W 2017 roku z salonów Volkswagena na całym świecie wyjechało 6,23 mln samochodów. To najlepszy wynik w całej historii marki.
W minionym roku zmagający się ze skutkami afery spalinowej Volkswagen, w ramach strategii "Transform 2025+", rozpoczął największą w swojej historii ofensywę modelową. Najwyraźniej daje ona efekty, bowiem nie tylko rok 2017 był najlepszy w historii, ale również grudzień był najlepszym grudniem - sprzedano 594 100 samochodów, o 5,6 proc. więcej niż w grudniu 2016 roku.

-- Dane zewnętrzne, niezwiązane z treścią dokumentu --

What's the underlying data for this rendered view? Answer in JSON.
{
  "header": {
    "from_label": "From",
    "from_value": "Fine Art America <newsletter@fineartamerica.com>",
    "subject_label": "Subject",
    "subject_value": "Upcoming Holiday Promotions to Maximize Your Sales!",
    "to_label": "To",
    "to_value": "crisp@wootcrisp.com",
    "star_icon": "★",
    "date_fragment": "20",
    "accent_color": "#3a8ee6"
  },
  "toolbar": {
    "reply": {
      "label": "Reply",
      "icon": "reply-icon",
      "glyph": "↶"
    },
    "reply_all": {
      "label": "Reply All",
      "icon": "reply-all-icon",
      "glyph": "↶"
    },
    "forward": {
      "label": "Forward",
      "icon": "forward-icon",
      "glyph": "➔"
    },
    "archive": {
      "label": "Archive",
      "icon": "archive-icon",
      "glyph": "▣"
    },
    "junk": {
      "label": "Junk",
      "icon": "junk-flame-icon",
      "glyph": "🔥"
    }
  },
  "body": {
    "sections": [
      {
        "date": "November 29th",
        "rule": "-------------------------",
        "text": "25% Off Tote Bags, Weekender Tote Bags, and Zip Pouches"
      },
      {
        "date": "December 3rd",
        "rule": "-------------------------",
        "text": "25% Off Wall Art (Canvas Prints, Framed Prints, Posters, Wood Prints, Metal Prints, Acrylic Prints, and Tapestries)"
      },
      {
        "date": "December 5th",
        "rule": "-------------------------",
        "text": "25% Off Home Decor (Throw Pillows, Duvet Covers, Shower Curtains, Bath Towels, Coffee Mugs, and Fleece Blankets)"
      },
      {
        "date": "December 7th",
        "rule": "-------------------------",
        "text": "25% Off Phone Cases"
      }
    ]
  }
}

O rekordowym wyniku w 2017 roku przesądziła sprzedaż na rynku chińskim, który jest największym pojedynczym rynkiem dla Volkswagena. W ciągu minionych 12 miesięcy w Państwie Środka sprzedano ponad 3 mln aut VW, co oznacza wzrost w stosunku do roku 2016 o 5,9 proc. Warto tutaj zauważyć, że mniej więcej co drugi sprzedany Volkswagen wyjeżdża na chińskie drogi.
Wygląda na to, że Volkswagen ma już za sobą kłopoty w Ameryce. To właśnie tam wyszła na jaw afera z oszustwami spalinowymi i tam wpadka wizerunkowa była największa. Mimo tego, w 2017 roku sprzedano w Ameryce Północnej 591 600 aut VW, co oznacza wzrost rok do roku o 1,9 proc. W samych Stanach Zjednoczonych nabywców znalazło 339 700 Volkswagenów, czyli aż o 5,2 proc więcej niż w roku 2016.
Bardzo duży wzrost Volkswagen zanotował w Ameryce Południowej (418 200 aut, +25 proc!), w tym na największym tamtejszym rynku, czyli Brazylii (261 100 aut, +19,7 proc).
Ciekawie wygląda natomiast sytuacja w Europie. Otóż Volkswagen wciąż ma kłopoty na rozwiniętych rynkach Europy Zachodniej, gdzie sprzedaż spadła do poziomu 1 429 200 aut, czyli o 2,5 proc. Co gorsza, szczególnie źle sytuacja wygląd na największym rynku europejskim, czyli... w Niemczech, gdzie z salonów wyjechało 531 600 aut, a więc o 4,7 proc mniej niż w roku 2016.
Natomiast bardzo dobrą sprzedaż Volkswagen zanotował w Europie Środkowej i Wschodniej, gdzie nabywców znalazło 259 tys. aut, czyli aż o 15,5 proc. więcej niż rok wcześniej. Największym rynkiem regionu jest Rosja, gdzie z salonów wyjechało 89 400 Volkswagenów, czyli aż o 20,4 proc. więcej niż w roku 2016.